Sa vie a basculé sur la route reliant Tagab à Nijrab, en février dernier. A 23 ans, il est amputé d'une jambe. Ce courageux maître-chien a retrouvé hier son berger belge malinois, avant de retourner à l'hôpital Percy.
IL semble seul dans le grand hall froid de l'hôpital d'instruction des armées, à Clamard. En jogging sur un fauteuil roulant, son visage est presque celui d'un enfant. L'armée de terre a décidé de le placer sur le devant de la scène hier, « pour montrer une réalité concrète », comme l'explique un officier. Cette réalité, c'est la guerre d'Afghanistan, dans laquelle la France est engagée depuis maintenant dix ans.
« Parce que c'est la procédure »
Benjamin Atgie se trouvait à bord d'un blindé (VAB) avec son chien Arion aux côtés de chasseurs alpins, le 19 février dernier, quelque part entre Tagab et Nijrab. Caporal au 132e Bataillon cynophile de Suippes, il est maître-chien. Arion, son berger belge malinois de 6 ans, est spécialisé dans la « détection humaine ». C'est en partie grâce à ces animaux spécialement dressés par le 132e que les armées peuvent repérer ceux qui déclenchent les engins explosifs à distance, avant qu'il ne soit trop tard. Mais le 19 février, le VAB dans lequel le caporal Atgie et son chien se trouvaient est atteint par une roquette tirée à très courte distance. Le blindage est transpercé, un chasseur alpin est tué dans l'explosion. « Mon premier réflexe a été de mettre la muselière à mon chien » raconte le jeune homme, « parce que c'est la procédure ».
Il ne se souvient pas de la suite. Transporté d'urgence jusqu'à l'hélicoptère, il sera acheminé en un temps record à l'hôpital Percy, en région parisienne. A 23 ans, il a frôlé la mort. La guerre lui a pris une jambe, mais n'a pas atteint son équilibre psychique. Il conserve d'ailleurs un optimisme qui ne semble pas feint. « Son seul objectif est de réintégrer le bataillon », constate son chef de corps, le lieutenant-colonel Mircher.
Trois mois après le drame, le caporal Atgie s'entraîne encore quotidiennement pour apprendre à se mouvoir avec un membre coupé en dessous du genou. « L'Afghanistan, ce n'est pas à prendre à la légère » a-t-il expliqué devant les caméras dans une clairière de Clamard où il a enfin pu retrouver son chien Arion.
« Une fois que c'est arrivé, il est trop tard »

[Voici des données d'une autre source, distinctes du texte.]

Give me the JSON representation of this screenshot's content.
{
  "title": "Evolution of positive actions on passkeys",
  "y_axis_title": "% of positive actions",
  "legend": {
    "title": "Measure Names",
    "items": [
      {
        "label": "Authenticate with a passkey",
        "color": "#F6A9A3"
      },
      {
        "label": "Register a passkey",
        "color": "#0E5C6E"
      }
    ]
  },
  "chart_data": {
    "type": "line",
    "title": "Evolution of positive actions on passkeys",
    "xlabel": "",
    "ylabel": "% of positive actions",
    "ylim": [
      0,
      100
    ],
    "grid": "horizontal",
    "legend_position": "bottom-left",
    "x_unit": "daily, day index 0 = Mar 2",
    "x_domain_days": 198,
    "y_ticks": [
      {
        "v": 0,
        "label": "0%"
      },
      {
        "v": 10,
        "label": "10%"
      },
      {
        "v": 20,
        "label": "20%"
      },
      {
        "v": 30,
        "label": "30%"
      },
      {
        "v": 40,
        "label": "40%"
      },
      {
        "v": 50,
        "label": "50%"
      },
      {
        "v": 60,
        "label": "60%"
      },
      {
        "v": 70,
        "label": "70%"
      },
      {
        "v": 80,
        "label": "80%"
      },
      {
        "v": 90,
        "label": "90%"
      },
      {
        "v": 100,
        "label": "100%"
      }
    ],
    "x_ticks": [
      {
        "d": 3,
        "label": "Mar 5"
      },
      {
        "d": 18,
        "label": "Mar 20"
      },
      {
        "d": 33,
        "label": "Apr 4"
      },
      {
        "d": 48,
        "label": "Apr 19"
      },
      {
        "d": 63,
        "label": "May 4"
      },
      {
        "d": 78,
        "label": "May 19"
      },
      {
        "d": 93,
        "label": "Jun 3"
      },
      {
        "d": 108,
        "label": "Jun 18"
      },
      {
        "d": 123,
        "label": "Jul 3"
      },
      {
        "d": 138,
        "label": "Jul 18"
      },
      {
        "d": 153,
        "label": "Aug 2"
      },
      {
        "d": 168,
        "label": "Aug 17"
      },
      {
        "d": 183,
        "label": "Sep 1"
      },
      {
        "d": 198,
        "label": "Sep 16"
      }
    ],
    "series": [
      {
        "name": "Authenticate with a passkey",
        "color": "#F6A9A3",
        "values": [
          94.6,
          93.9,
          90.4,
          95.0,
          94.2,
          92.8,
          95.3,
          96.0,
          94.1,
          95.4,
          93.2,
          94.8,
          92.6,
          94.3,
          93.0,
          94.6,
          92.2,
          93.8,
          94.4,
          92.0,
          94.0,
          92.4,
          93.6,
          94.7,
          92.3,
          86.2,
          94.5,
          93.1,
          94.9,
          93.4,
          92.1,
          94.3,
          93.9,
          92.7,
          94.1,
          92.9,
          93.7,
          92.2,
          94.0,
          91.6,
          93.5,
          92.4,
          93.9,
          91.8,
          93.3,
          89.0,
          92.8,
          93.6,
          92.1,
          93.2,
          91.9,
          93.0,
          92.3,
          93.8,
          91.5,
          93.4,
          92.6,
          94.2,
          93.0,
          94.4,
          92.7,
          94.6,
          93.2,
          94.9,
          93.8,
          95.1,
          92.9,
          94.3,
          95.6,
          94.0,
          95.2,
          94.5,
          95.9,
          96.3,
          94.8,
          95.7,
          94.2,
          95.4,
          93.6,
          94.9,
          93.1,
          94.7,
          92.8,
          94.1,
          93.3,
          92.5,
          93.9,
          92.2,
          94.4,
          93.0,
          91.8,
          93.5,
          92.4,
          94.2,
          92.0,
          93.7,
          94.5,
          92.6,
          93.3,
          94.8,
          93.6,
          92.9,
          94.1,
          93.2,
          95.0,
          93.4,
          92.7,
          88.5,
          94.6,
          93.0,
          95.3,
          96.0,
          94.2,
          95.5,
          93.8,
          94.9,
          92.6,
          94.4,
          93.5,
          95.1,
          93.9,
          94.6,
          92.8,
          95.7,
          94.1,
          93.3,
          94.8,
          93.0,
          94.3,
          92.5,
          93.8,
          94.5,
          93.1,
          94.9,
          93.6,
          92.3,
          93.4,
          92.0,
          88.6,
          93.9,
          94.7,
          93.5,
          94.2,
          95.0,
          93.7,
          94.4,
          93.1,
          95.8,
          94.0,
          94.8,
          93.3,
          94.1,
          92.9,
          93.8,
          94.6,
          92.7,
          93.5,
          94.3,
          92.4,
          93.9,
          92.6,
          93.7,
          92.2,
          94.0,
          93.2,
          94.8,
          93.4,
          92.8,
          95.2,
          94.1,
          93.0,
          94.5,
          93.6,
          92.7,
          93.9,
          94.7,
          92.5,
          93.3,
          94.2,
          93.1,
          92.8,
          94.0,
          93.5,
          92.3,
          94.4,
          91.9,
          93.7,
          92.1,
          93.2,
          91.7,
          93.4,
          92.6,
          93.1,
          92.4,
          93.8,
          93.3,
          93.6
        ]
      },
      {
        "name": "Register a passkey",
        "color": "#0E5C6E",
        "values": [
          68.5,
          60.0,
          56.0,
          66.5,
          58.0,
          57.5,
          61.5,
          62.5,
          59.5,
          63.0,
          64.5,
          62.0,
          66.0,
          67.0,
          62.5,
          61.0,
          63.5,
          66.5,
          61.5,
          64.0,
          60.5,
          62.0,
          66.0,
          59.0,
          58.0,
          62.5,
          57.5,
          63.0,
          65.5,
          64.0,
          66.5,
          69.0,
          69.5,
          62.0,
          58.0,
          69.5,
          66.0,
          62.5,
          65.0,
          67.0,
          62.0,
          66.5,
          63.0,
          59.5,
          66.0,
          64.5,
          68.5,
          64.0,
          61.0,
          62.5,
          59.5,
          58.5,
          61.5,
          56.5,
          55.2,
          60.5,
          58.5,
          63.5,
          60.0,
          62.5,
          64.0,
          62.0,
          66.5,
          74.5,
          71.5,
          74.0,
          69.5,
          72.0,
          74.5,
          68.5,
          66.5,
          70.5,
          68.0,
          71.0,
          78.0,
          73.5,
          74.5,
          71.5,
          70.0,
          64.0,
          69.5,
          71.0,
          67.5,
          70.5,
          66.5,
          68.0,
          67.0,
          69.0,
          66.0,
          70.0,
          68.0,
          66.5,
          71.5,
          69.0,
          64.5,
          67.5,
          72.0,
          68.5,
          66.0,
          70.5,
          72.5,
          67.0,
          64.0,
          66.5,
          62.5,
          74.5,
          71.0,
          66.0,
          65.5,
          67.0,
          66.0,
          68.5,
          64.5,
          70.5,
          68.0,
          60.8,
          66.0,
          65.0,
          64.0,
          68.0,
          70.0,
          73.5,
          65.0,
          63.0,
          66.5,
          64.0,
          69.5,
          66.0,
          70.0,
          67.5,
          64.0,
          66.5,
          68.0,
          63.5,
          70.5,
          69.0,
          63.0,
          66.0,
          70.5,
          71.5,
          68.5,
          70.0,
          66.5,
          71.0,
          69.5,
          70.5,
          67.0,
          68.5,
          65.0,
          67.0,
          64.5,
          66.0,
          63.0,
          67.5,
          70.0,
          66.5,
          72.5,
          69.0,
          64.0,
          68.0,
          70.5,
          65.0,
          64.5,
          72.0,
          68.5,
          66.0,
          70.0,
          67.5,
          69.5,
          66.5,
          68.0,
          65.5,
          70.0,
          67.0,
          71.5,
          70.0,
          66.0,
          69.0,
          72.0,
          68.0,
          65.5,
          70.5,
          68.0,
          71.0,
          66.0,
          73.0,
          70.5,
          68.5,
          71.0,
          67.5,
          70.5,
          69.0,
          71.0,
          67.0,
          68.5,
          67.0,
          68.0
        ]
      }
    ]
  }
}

Des retrouvailles organisées par l'armée de terre, qui a décidé de médiatiser la scène, avec l'accord du blessé. « Choisir de partir là-bas en opération, c'est un risque sérieux, même si on nous le dit sans cesse. Une fois que c'est arrivé, il est trop tard » répète Benjamin Atgie, avant d'ajouter : « mais, franchement, ça ne me dérangerait pas de retourner en Afghanistan ».
Le caporal, malgré son jeune âge, a déjà une solide expérience. Il fut envoyé au Liban en 2009 pendant quatre mois, ainsi qu'en Haïti en 2010, après le séisme dans lequel périrent plus de 200 000 personnes. Son projet est bien formé, il veut retrouver sa mission de maître-chien, coûte que coûte. Originaire de la région parisienne où il peut aujourd'hui retrouver régulièrement sa famille, Benjamin Atgie a reçu la visite régulière de ses frères d'armes du 132e bataillon de Suippes à l'hôpital Percy.
Les retrouvailles du caporal avec son chien ont été l'occasion pour l'armée de « donner un peu plus de visibilité aux blessés ». Mais il n'est pas dans les habitudes de la grande muette de médiatiser ainsi les victimes de conflits dans lesquels elle est encore engagée. Faut-il y voir le signe d'un changement de stratégie de la part de la France ? 58 soldats français ont été tués en Afghanistan et plus de 400 blessés depuis 2001. Près de 20 soldats sont actuellement pris en charge sur Paris suite à des blessures graves sur ce front.